I tested running an API version of the model within a subprocess, explicitly calling torch.mps.synchronize() and torch.mps.empty_cache(). This should release the memory from the GPU before finishing the script. While this seemed to work a bit better, it didn't remove the stalls. On top of that, the API version produced a MAE 0.05 higher than the CLI version, meaning the two are not equivalent — an unexpected and unwelcome difference. The main solution seemed to be to restart the computer every once in a while. Bonus mistake: the log files for chemprop training were in a temporary folder and restarting deleted most of them, so I lost some of the logs and the images I show on this post are from a fraction of the trained models.

Why won't it fit?

The second issue I found came up when I tried TabPFN. This is a new model for me, I heard about it in the challenge Discord. It runs some form of neural network on tabular data. I wanted to compare it to RF on the same fingerprints that seemed to work best. However, the model would crash, saying it couldn't allocate enough memory. The frustrating part was that the amount of memory it wanted to allocate should have fit within my RAM, but apparently the GPU can't access all of it. Supposedly you can use PYTORCH_MPS_HIGH_WATERMARK_RATIO to manage how much memory you can allocate, but it didn't seem to make a difference in my case.
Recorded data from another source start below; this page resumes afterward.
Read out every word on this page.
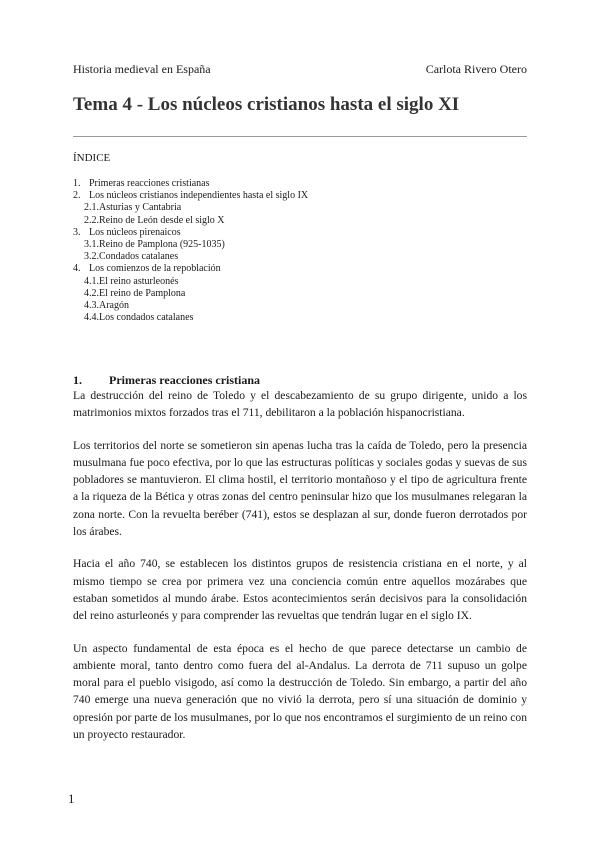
Historia medieval en España	Carlota Rivero Otero
Tema 4 - Los núcleos cristianos hasta el siglo XI
ÍNDICE
1. Primeras reacciones cristianas
2. Los núcleos cristianos independientes hasta el siglo IX
2.1.Asturias y Cantabria
2.2.Reino de León desde el siglo X
3. Los núcleos pirenaicos
3.1.Reino de Pamplona (925-1035)
3.2.Condados catalanes
4. Los comienzos de la repoblación
4.1.El reino asturleonés
4.2.El reino de Pamplona
4.3.Aragón
4.4.Los condados catalanes
1. Primeras reacciones cristiana

La destrucción del reino de Toledo y el descabezamiento de su grupo dirigente, unido a los matrimonios mixtos forzados tras el 711, debilitaron a la población hispanocristiana.

Los territorios del norte se sometieron sin apenas lucha tras la caída de Toledo, pero la presencia musulmana fue poco efectiva, por lo que las estructuras políticas y sociales godas y suevas de sus pobladores se mantuvieron. El clima hostil, el territorio montañoso y el tipo de agricultura frente a la riqueza de la Bética y otras zonas del centro peninsular hizo que los musulmanes relegaran la zona norte. Con la revuelta beréber (741), estos se desplazan al sur, donde fueron derrotados por los árabes.

Hacia el año 740, se establecen los distintos grupos de resistencia cristiana en el norte, y al mismo tiempo se crea por primera vez una conciencia común entre aquellos mozárabes que estaban sometidos al mundo árabe. Estos acontecimientos serán decisivos para la consolidación del reino asturleonés y para comprender las revueltas que tendrán lugar en el siglo IX.

Un aspecto fundamental de esta época es el hecho de que parece detectarse un cambio de ambiente moral, tanto dentro como fuera del al-Andalus. La derrota de 711 supuso un golpe moral para el pueblo visigodo, así como la destrucción de Toledo. Sin embargo, a partir del año 740 emerge una nueva generación que no vivió la derrota, pero sí una situación de dominio y opresión por parte de los musulmanes, por lo que nos encontramos el surgimiento de un reino con un proyecto restaurador.

1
These issues could be implementation errors on my part, and I would love to hear if there are ways to improve how I use MPS to run ML models in my Mac Mini. I sometimes regret not spending more and getting a more powerful machine. However, I bought the machine shortly after being laid off last year. At the time, I only had a crappy Windows laptop (which I am using to write this post from the nice library we have by the river in Seville). Considering I was planning to take some time off and live off unemployment and severance money, I cut myself plenty of slack on the decision to buy this machine and not something more expensive. And I am generally pretty happy with the machine, but these last few weeks have shown me some limitations that I was not expecting.